現実としては有り得ないが、それくらい私には耳をつんざく程の音に聞こえたのだ。
「あ……」
声にならなかった。
あれ程、思い悩んで書いた手紙が、ハラハラと舞う紙吹雪になって、灰色のコンクリートの地面に降り切るまで、私はひたすら目で追っていた。
なんて呆気ない。
散り散りになってしまって、届けることは、もう不可能だ。
しかし、元々、宛先は不明だったのだし。
それに例え、お守りが無くなったとしても、私自身の気持ちは変わらない。
健太くんへの気持ちが、変わることはない。
そう思ってはいても――。
「酷い。
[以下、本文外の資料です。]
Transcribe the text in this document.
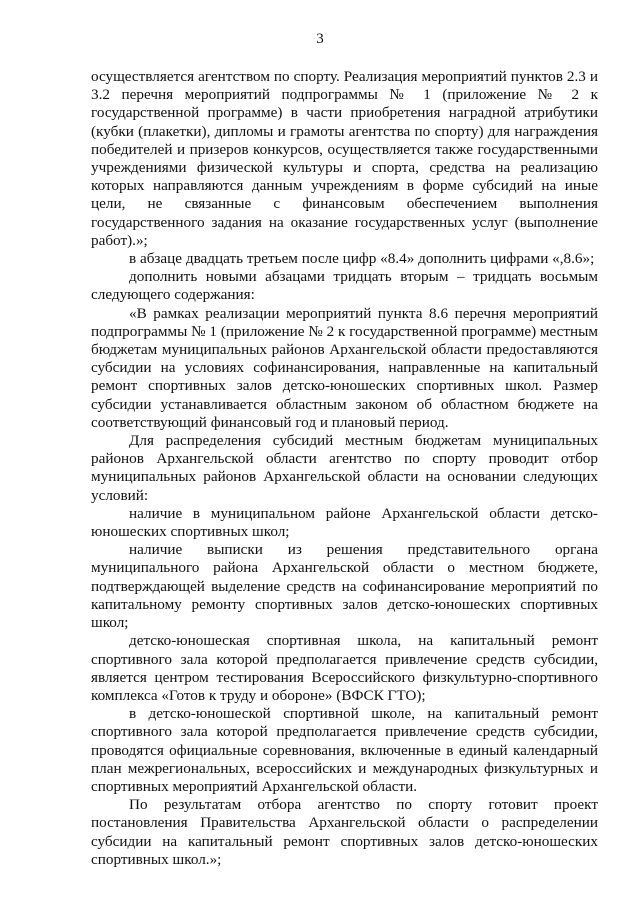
3

осуществляется агентством по спорту. Реализация мероприятий пунктов 2.3 и 3.2 перечня мероприятий подпрограммы № 1 (приложение № 2 к государственной программе) в части приобретения наградной атрибутики (кубки (плакетки), дипломы и грамоты агентства по спорту) для награждения победителей и призеров конкурсов, осуществляется также государственными учреждениями физической культуры и спорта, средства на реализацию которых направляются данным учреждениям в форме субсидий на иные цели, не связанные с финансовым обеспечением выполнения государственного задания на оказание государственных услуг (выполнение работ).»;

в абзаце двадцать третьем после цифр «8.4» дополнить цифрами «,8.6»;

дополнить новыми абзацами тридцать вторым – тридцать восьмым следующего содержания:

«В рамках реализации мероприятий пункта 8.6 перечня мероприятий подпрограммы № 1 (приложение № 2 к государственной программе) местным бюджетам муниципальных районов Архангельской области предоставляются субсидии на условиях софинансирования, направленные на капитальный ремонт спортивных залов детско-юношеских спортивных школ. Размер субсидии устанавливается областным законом об областном бюджете на соответствующий финансовый год и плановый период.

Для распределения субсидий местным бюджетам муниципальных районов Архангельской области агентство по спорту проводит отбор муниципальных районов Архангельской области на основании следующих условий:

наличие в муниципальном районе Архангельской области детско-юношеских спортивных школ;

наличие выписки из решения представительного органа муниципального района Архангельской области о местном бюджете, подтверждающей выделение средств на софинансирование мероприятий по капитальному ремонту спортивных залов детско-юношеских спортивных школ;

детско-юношеская спортивная школа, на капитальный ремонт спортивного зала которой предполагается привлечение средств субсидии, является центром тестирования Всероссийского физкультурно-спортивного комплекса «Готов к труду и обороне» (ВФСК ГТО);

в детско-юношеской спортивной школе, на капитальный ремонт спортивного зала которой предполагается привлечение средств субсидии, проводятся официальные соревнования, включенные в единый календарный план межрегиональных, всероссийских и международных физкультурных и спортивных мероприятий Архангельской области.

По результатам отбора агентство по спорту готовит проект постановления Правительства Архангельской области о распределении субсидии на капитальный ремонт спортивных залов детско-юношеских спортивных школ.»;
ここまでするなんて……」
ちぎれた切れ端を、そっと拾い集める。
「私、海藤には、関係無いって言ったのに」
「一瞬でも、俺に揺らがなかった栗山さんにイライラしたから」
「……本当に、自分中心の人生なんだね……」
「だって、俺の人生だもん」
あたかも、当たり前のことだと言い張る海藤くんに、この人とは本当に理解し合えないのだと思った。
もう何を言っても、この人には無駄なのだ。
辺りに散らばった紙切れを1つも、その場に残さないように搔き集めた。
私1人だけが地べたに這いつくばっていても、海藤くんは何のつもりか知らないが、ずっとその場に立ち尽くしている。
それどころか、私を見下げている。
その時、彼が不意に顔を上げた。
そして、彼の声が半音ほど、高くなった気がした。
「あれ? 蜂矢じゃん」
つい海藤くんの発した名前に、反応してしまった。